Sponsored by Rep. Ormsby, HB 2064 seeks to reaffirm that the term "transfer" as used in the Washington estate and transfer tax is to be given its broadest possible meaning consistent with established United States Supreme Court precedents. The bill amends the definition of "transfer” to specifically include property where the decedent economically benefited in the property, i.e., property in a qualified terminable interest property (QTIP) marital trust. A commensurate change is made to the definition of the "Washington taxable estate" to specifically include an interest in QTIP, regardless of whether the decedent acquired the interest in the property prior to May 17, 2005.The changes in the bill apply prospectively as well as retroactively to decedents dying on or after May 17, 2005.

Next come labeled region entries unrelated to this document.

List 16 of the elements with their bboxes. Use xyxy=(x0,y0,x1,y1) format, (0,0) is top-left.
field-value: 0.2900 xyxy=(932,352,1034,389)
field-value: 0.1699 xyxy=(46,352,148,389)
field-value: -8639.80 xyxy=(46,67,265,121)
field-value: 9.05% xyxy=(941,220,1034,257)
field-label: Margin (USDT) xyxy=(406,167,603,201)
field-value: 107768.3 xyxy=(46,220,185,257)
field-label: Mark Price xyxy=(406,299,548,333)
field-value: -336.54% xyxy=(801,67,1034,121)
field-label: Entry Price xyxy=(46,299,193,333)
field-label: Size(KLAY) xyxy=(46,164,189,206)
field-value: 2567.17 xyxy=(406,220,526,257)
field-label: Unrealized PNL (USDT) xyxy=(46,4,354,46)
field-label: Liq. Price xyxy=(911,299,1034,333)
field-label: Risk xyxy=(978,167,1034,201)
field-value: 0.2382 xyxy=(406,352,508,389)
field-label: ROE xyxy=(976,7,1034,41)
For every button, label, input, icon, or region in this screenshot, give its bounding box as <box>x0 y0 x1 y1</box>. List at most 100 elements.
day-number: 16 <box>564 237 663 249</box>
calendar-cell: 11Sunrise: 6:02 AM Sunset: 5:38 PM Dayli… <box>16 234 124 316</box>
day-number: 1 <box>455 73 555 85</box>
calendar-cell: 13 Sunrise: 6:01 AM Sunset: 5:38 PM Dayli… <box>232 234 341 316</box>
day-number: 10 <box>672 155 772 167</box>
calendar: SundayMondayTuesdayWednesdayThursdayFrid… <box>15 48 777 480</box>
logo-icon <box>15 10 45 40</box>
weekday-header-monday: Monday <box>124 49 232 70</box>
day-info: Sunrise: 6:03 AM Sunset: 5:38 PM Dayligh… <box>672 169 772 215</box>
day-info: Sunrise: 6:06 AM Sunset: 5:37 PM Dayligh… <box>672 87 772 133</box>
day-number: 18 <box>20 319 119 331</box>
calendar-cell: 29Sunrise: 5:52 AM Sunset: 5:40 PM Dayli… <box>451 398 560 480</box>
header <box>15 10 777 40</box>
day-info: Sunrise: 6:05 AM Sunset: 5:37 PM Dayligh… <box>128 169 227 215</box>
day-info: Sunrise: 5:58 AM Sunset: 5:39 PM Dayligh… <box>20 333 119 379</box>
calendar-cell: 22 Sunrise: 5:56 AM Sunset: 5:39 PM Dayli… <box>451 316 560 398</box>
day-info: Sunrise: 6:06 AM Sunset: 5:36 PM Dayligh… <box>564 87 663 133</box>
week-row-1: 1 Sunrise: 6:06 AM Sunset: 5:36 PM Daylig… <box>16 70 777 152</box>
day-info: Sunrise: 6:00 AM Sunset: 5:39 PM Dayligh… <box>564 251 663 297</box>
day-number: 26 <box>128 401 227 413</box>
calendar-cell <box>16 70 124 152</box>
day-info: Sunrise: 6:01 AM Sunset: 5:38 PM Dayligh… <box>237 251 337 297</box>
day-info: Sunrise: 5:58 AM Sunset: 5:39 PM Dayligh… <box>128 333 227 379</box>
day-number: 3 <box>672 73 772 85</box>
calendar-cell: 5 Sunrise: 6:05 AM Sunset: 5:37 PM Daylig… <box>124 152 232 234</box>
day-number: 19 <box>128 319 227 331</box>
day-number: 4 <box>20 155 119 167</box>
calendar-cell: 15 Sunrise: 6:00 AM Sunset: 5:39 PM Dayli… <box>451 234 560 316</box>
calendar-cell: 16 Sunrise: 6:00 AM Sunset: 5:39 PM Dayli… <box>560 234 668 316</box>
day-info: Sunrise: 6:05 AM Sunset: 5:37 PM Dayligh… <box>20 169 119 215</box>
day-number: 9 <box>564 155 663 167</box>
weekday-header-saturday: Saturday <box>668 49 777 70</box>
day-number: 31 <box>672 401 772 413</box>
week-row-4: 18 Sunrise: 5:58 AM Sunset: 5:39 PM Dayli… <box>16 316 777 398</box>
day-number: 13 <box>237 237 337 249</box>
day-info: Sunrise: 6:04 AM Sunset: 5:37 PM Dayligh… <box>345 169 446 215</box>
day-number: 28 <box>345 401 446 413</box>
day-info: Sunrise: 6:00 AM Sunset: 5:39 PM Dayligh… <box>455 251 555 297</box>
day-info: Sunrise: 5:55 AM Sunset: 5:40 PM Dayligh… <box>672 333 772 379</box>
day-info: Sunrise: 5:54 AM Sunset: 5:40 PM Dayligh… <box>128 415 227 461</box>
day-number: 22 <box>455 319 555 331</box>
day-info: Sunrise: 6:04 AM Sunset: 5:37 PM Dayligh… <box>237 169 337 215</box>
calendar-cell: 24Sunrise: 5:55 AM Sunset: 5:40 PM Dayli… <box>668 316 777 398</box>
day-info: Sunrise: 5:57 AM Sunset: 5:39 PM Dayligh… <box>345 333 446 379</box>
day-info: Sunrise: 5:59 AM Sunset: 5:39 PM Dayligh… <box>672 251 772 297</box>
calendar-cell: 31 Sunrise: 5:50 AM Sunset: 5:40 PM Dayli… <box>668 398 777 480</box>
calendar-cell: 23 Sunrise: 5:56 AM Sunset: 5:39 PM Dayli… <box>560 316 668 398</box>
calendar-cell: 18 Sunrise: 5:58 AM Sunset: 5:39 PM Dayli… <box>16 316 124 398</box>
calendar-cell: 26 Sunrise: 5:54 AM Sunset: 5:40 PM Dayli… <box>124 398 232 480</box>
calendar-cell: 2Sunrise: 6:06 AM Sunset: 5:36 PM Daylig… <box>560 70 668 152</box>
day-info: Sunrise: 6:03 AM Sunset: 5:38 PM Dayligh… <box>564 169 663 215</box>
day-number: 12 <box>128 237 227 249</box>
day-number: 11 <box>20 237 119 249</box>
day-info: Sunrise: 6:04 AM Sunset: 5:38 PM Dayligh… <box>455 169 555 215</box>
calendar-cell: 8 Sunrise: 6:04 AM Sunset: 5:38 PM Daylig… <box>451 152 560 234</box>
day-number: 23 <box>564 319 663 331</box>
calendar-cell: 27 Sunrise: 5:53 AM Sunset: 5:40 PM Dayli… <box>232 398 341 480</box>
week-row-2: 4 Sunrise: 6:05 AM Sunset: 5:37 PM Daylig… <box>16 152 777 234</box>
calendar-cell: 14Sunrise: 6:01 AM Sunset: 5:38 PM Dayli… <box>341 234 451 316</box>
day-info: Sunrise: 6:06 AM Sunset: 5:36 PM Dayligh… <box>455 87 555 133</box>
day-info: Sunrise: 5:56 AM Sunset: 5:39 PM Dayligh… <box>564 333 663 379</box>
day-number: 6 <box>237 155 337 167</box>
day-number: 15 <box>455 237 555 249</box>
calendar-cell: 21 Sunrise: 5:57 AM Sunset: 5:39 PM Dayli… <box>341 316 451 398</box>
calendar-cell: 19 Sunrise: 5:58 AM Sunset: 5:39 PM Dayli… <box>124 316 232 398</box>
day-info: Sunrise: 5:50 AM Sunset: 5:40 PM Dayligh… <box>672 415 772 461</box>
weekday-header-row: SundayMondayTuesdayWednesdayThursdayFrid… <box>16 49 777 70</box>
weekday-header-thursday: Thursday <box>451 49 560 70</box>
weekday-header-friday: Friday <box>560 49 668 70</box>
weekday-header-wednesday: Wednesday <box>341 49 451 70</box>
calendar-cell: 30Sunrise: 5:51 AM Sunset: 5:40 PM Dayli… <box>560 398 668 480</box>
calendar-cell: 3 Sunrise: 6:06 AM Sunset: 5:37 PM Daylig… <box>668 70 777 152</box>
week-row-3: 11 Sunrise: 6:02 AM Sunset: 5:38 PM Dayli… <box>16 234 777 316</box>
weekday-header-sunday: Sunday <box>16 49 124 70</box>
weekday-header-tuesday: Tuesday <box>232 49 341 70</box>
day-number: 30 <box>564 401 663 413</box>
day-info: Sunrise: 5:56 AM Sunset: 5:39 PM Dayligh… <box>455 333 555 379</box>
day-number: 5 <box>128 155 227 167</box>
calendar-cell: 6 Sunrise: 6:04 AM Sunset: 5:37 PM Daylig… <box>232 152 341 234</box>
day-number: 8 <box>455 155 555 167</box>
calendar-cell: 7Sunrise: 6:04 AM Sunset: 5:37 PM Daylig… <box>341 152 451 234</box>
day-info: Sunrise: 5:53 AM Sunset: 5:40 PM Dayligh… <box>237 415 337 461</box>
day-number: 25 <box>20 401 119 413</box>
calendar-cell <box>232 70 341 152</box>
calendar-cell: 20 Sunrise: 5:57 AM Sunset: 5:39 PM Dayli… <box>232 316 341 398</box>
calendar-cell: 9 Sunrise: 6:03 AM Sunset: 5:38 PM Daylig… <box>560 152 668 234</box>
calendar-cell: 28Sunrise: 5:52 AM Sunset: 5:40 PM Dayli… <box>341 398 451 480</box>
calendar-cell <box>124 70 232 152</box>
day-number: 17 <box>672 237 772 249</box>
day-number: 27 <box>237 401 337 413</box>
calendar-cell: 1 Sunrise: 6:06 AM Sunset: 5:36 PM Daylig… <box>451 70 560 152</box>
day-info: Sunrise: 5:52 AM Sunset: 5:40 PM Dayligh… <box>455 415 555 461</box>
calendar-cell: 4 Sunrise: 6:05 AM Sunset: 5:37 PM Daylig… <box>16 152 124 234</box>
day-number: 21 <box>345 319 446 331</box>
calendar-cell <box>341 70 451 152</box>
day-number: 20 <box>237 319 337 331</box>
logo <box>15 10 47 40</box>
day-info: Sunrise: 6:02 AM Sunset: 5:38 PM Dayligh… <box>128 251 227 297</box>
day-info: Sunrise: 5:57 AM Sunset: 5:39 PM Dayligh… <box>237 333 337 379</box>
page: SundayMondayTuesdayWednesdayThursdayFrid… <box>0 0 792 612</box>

Additional information about the Bracken Decision: Federal law allows an unlimited marital deduction for property passed outright to a surviving spouse. This property is referred to as qualified terminable interest property (QTIP). When the surviving spouse passes away, the QTIP is included in the federal taxable estate. Since the current Washington estate tax did not take effect until May 17, 2005, an issue arises as to whether the Washington estate tax applies to QTIP when the first spouse passed away prior to that date. On October 18, 2012, the state Supreme Court, in Estate of Bracken, specifically held that if the QTIP transfer was made before May 17, 2005, it is not subject to the Washington State estate tax when the surviving spouse passes away. The Court reasoned that Washington's estate tax is specifically triggered by the transfer of property of the deceased and with QTIP, the actual transfer occurs when the first spouse passes away, rather than upon the surviving spouse’s death. Under federal law, a fictional transfer of QTIP occurs when the second spouse dies based on the original QTIP election by the first spouse. However, since the current Washington estate tax did not exist until May 17, 2005, no state QTIP election could have been made prior to this time.
In HB 2064, the Legislature finds that in the Bracken decision, the court narrowly construed the term "transfer" as defined in the Washington estate tax code, which creates an inequity never intended by the Legislature because it would mean that unmarried individuals would not enjoy any similar opportunities to avoid or greatly reduce their potential Washington estate tax liability. In addition, it could create disparate treatment between QTIP property and other property transferred between spouses that are eligible for the marital deduction.